Ukraine’s central bank has called upon the apex banks of Armenia, Kyrgyzstan, Turkey, Kazakhstan, Tajikistan, and Vietnam to stop transaction cards linked to the Russian payment system MIR.

The National Bank of Ukraine (NBU) urged the central banks of these countries to stop servicing MIR cards in their ATM and POS networks.

It also called for the suspension of the cards in e-commerce as well as P2P transfers.

MIR, operated by Russian national payment company NSPK, was launched in 2015.

According to a press release on MIR’s website, it is currently available in Turkey, Vietnam, Armenia, Tajikistan, Belarus, Kazakhstan, Kyrgyzstan, Uzbekistan, South Ossetia, and Abkhazia.

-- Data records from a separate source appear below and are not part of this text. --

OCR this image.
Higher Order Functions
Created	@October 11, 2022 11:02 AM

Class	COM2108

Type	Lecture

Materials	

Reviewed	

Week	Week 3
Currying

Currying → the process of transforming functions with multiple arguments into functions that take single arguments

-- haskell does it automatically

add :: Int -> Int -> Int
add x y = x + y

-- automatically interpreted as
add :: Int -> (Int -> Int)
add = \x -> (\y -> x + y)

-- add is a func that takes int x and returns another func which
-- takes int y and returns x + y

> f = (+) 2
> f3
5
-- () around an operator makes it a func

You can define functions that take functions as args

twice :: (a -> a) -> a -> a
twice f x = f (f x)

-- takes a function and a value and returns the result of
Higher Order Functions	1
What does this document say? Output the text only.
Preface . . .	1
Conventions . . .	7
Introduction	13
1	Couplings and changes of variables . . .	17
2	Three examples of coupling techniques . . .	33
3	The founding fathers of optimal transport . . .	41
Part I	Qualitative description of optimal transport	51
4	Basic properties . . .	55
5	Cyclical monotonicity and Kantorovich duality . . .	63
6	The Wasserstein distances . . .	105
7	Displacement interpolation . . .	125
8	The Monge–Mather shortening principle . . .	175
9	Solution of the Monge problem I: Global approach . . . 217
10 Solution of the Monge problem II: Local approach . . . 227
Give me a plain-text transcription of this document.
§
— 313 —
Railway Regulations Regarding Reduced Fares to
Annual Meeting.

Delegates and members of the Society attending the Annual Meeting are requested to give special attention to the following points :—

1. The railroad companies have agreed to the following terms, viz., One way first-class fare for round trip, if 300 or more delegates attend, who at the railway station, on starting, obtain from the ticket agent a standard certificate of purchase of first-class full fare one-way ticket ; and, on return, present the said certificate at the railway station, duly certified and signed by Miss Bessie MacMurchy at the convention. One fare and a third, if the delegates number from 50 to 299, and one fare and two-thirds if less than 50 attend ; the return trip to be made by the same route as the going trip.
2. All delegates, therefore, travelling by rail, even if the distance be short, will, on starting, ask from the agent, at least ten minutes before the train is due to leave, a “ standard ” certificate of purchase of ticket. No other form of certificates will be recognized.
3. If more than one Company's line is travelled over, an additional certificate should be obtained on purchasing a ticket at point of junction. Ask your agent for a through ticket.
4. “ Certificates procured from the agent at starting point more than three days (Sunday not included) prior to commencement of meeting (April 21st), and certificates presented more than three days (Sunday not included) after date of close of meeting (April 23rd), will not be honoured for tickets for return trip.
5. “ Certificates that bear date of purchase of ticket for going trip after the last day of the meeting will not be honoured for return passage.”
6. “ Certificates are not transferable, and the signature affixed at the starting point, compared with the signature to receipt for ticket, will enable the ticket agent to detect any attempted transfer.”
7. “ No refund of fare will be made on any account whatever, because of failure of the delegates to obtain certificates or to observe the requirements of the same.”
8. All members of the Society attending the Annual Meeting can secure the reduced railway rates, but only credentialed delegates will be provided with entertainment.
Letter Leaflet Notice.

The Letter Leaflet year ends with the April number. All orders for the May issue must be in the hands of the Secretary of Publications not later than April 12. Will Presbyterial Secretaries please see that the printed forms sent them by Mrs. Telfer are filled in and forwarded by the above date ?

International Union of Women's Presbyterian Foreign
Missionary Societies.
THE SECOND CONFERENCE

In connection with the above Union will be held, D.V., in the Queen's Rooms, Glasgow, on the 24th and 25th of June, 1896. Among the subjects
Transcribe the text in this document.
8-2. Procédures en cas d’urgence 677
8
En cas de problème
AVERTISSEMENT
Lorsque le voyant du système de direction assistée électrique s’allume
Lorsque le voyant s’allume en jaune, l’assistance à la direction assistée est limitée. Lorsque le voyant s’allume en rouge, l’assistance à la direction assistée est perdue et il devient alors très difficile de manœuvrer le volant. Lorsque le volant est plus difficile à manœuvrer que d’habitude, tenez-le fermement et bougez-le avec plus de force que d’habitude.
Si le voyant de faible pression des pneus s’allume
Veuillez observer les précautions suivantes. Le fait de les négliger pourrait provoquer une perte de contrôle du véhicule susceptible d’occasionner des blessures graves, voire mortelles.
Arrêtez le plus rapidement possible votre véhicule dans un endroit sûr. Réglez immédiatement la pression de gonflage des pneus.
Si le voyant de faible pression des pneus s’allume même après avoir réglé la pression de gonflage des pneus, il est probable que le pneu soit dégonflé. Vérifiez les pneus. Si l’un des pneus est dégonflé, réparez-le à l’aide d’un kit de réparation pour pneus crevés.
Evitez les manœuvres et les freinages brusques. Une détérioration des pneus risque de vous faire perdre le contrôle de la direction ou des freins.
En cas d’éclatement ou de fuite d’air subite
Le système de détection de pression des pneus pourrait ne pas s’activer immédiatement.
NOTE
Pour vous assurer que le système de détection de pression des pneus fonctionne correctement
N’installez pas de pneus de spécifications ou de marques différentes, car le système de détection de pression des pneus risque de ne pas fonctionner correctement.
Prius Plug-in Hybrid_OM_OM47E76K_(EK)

NBU’s appeal comes as Ukraine seeks to increase global financial pressure on Russia after the escalation of its military attack on the country.

NBU governor Kyrylo Shevchenko said: “The NBU is seeking to mobilise all possible sanctions against the Russian financial sector. The financing of armed aggression against Ukraine must cease.

“This is precisely why we are counting strongly on our international partners to support our initiatives in this regard.”

In recent weeks, several global payment firms halted their operations in Russia to comply with sanctions announced on the country following its military offensive against Ukraine.

Earlier this week, Japanese card company JCB halted its Russian operations amid ‘unforeseen’ conditions in the country.

US-based payments company Discover, which was in the process of setting up a regional branch in Russia, put its plans on hold.

Other US payment giants Mastercard, Visa, and American Express also suspended their operations in Russia recently.